Proceedings Article | 11 February 2011
Proc. SPIE. 7925, Frontiers in Ultrafast Optics: Biomedical, Scientific, and Industrial Applications XI
KEYWORDS: Ultrafast phenomena, Aerospace engineering, Laser applications, Laser drilling, Laser ablation, Thermal effects, Picosecond phenomena, Disk lasers, Pulsed laser operation, Plasma
This paper demonstrates that disk-laser technology introduces advantages that increase efficiency and
allows for high productivity in micro-processing in both the nanosecond (ns) and picosecond (ps) regimes.
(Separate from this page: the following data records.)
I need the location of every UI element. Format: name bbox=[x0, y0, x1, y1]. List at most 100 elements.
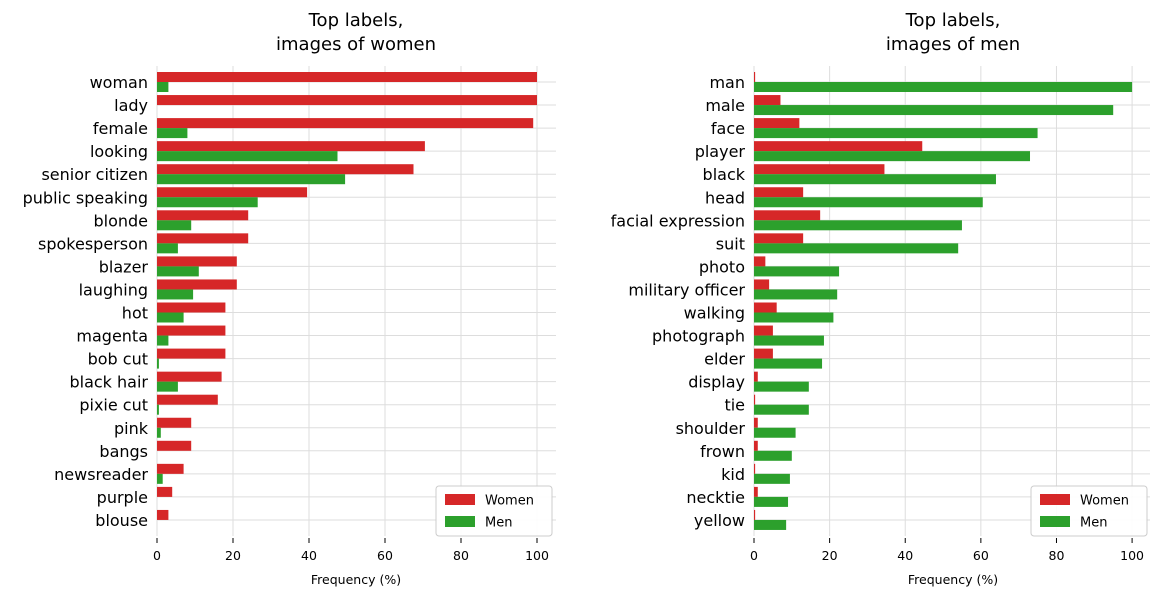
bar-men-photo bbox=[754, 266, 840, 277]
chart-panel-1: Top labels, images of women 0 20 40 60 80 100 wo… bbox=[23, 10, 556, 587]
bar-women-black bbox=[754, 164, 885, 175]
legend-label-men: Men bbox=[1080, 516, 1107, 531]
bar-women-military-officer bbox=[754, 279, 770, 290]
bar-women-display bbox=[754, 371, 758, 382]
chart-title-line2: images of men bbox=[886, 34, 1020, 55]
category-label: tie bbox=[724, 396, 745, 415]
x-tick-label: 20 bbox=[225, 548, 241, 563]
chart-panel-2: Top labels, images of men 0 20 40 60 80 100 man m… bbox=[611, 10, 1150, 587]
bar-women-male bbox=[754, 95, 781, 106]
category-label: black hair bbox=[69, 373, 148, 392]
bar-women-photograph bbox=[754, 325, 773, 336]
bar-men-spokesperson bbox=[157, 243, 178, 254]
bar-women-bangs bbox=[157, 440, 192, 451]
bar-women-magenta bbox=[157, 325, 226, 336]
bar-women-blonde bbox=[157, 210, 249, 221]
x-tick-label: 20 bbox=[822, 548, 838, 563]
x-tick-label: 100 bbox=[525, 548, 549, 563]
bar-women-player bbox=[754, 141, 923, 152]
bar-men-woman bbox=[157, 82, 169, 92]
chart-title-line1: Top labels, bbox=[905, 10, 1001, 31]
category-label: yellow bbox=[694, 511, 745, 530]
x-tick-label: 60 bbox=[973, 548, 989, 563]
category-label: frown bbox=[700, 442, 745, 461]
bar-women-senior-citizen bbox=[157, 164, 414, 175]
legend-label-women: Women bbox=[1080, 494, 1129, 509]
bar-men-man bbox=[754, 82, 1133, 92]
bar-men-tie bbox=[754, 404, 809, 415]
category-label: newsreader bbox=[54, 465, 148, 484]
x-tick-label: 40 bbox=[897, 548, 913, 563]
category-label: shoulder bbox=[676, 419, 746, 438]
x-tick-label: 80 bbox=[453, 548, 469, 563]
category-label: player bbox=[695, 142, 746, 161]
bar-women-man bbox=[754, 72, 756, 82]
bar-women-female bbox=[157, 118, 534, 129]
bar-men-shoulder bbox=[754, 427, 796, 438]
category-label: kid bbox=[721, 465, 745, 484]
bar-women-shoulder bbox=[754, 417, 758, 428]
category-label: spokesperson bbox=[38, 234, 148, 253]
category-label: blonde bbox=[93, 211, 148, 230]
category-label: lady bbox=[114, 96, 148, 115]
legend-label-men: Men bbox=[485, 516, 512, 531]
bar-men-walking bbox=[754, 312, 834, 323]
category-label: female bbox=[93, 119, 148, 138]
bar-women-yellow bbox=[754, 509, 756, 520]
legend-swatch-men bbox=[445, 516, 475, 527]
bar-women-pink bbox=[157, 417, 192, 428]
bar-women-purple bbox=[157, 486, 173, 497]
category-label: photograph bbox=[652, 327, 745, 346]
category-label: photo bbox=[699, 257, 745, 276]
bar-men-photograph bbox=[754, 335, 824, 346]
chart-title-line1: Top labels, bbox=[308, 10, 404, 31]
x-tick-label: 0 bbox=[750, 548, 758, 563]
bar-women-head bbox=[754, 187, 804, 198]
x-axis-label: Frequency (%) bbox=[908, 572, 998, 587]
bar-women-spokesperson bbox=[157, 233, 249, 244]
bar-men-suit bbox=[754, 243, 959, 254]
category-label: magenta bbox=[76, 327, 148, 346]
bar-women-woman bbox=[157, 72, 537, 82]
bar-women-photo bbox=[754, 256, 766, 267]
bar-men-newsreader bbox=[157, 473, 163, 484]
bar-men-blazer bbox=[157, 266, 199, 277]
category-label: head bbox=[705, 188, 745, 207]
bar-women-pixie-cut bbox=[157, 394, 218, 405]
bar-men-hot bbox=[157, 312, 184, 323]
bar-men-looking bbox=[157, 151, 338, 162]
bar-women-facial-expression bbox=[754, 210, 821, 221]
category-label: display bbox=[688, 373, 745, 392]
bar-men-head bbox=[754, 197, 983, 208]
bar-women-looking bbox=[157, 141, 425, 152]
bar-men-laughing bbox=[157, 289, 194, 300]
category-label: hot bbox=[122, 304, 148, 323]
bar-men-display bbox=[754, 381, 809, 392]
bar-women-necktie bbox=[754, 486, 758, 497]
category-label: facial expression bbox=[611, 211, 745, 230]
chart-title-line2: images of women bbox=[276, 34, 436, 55]
bar-women-blazer bbox=[157, 256, 237, 267]
category-label: military officer bbox=[628, 280, 745, 299]
legend-swatch-men bbox=[1040, 516, 1070, 527]
bar-men-yellow bbox=[754, 519, 787, 530]
category-label: blouse bbox=[95, 511, 148, 530]
category-label: laughing bbox=[79, 280, 148, 299]
category-label: bangs bbox=[99, 442, 148, 461]
bar-men-magenta bbox=[157, 335, 169, 346]
category-label: woman bbox=[90, 73, 148, 92]
bar-women-tie bbox=[754, 394, 756, 405]
bar-women-face bbox=[754, 118, 800, 129]
category-label: suit bbox=[716, 234, 745, 253]
bar-men-pixie-cut bbox=[157, 404, 159, 415]
category-label: black bbox=[703, 165, 746, 184]
bar-men-male bbox=[754, 105, 1114, 116]
x-tick-label: 40 bbox=[301, 548, 317, 563]
bar-women-laughing bbox=[157, 279, 237, 290]
category-label: blazer bbox=[99, 257, 149, 276]
category-label: male bbox=[705, 96, 745, 115]
x-tick-label: 0 bbox=[153, 548, 161, 563]
bar-men-pink bbox=[157, 427, 161, 438]
x-tick-label: 60 bbox=[377, 548, 393, 563]
bar-men-face bbox=[754, 128, 1038, 139]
Some technical advantages of disk technology include not requiring good pump beam quality or special
wavelengths for pumping of the disk, high optical efficiencies, no thermal lensing effects and a possible
scaling of output power without an increase of pump beam quality. With cavity-dumping, the pulse
duration of the disk laser can be specified between 30 and hundreds of nanoseconds, but is independent of
frequency, thus maintaining process stability. TRUMPF uses this technology in the 750 watts average
power laser TruMicro 7050. High intensity, along with fluency, is important for high ablation rates in thinfilm
removal. Thus, these ns lasers show high removal rates, above 60 cm2/s, in thin-film solar cell
production. In addition, recent results in paint-stripping of aerospace material prove the green credentials
and high processing rates inherent with this technology as it can potentially replace toxic chemical
processes. The ps disk technology meanwhile is used in, for example, scribing of solar cells, wafer dicing
and drilling injector nozzles, as the pulse duration is short enough to minimize heat input in the laser-matter
interaction. In the TruMicro Series 5000, the multi-pass regenerative amplifier stage combines high
optical-optical efficiencies together with excellent output beam quality for pulse durations of only 6 ps and
high pulse energies of up to 0.25 mJ.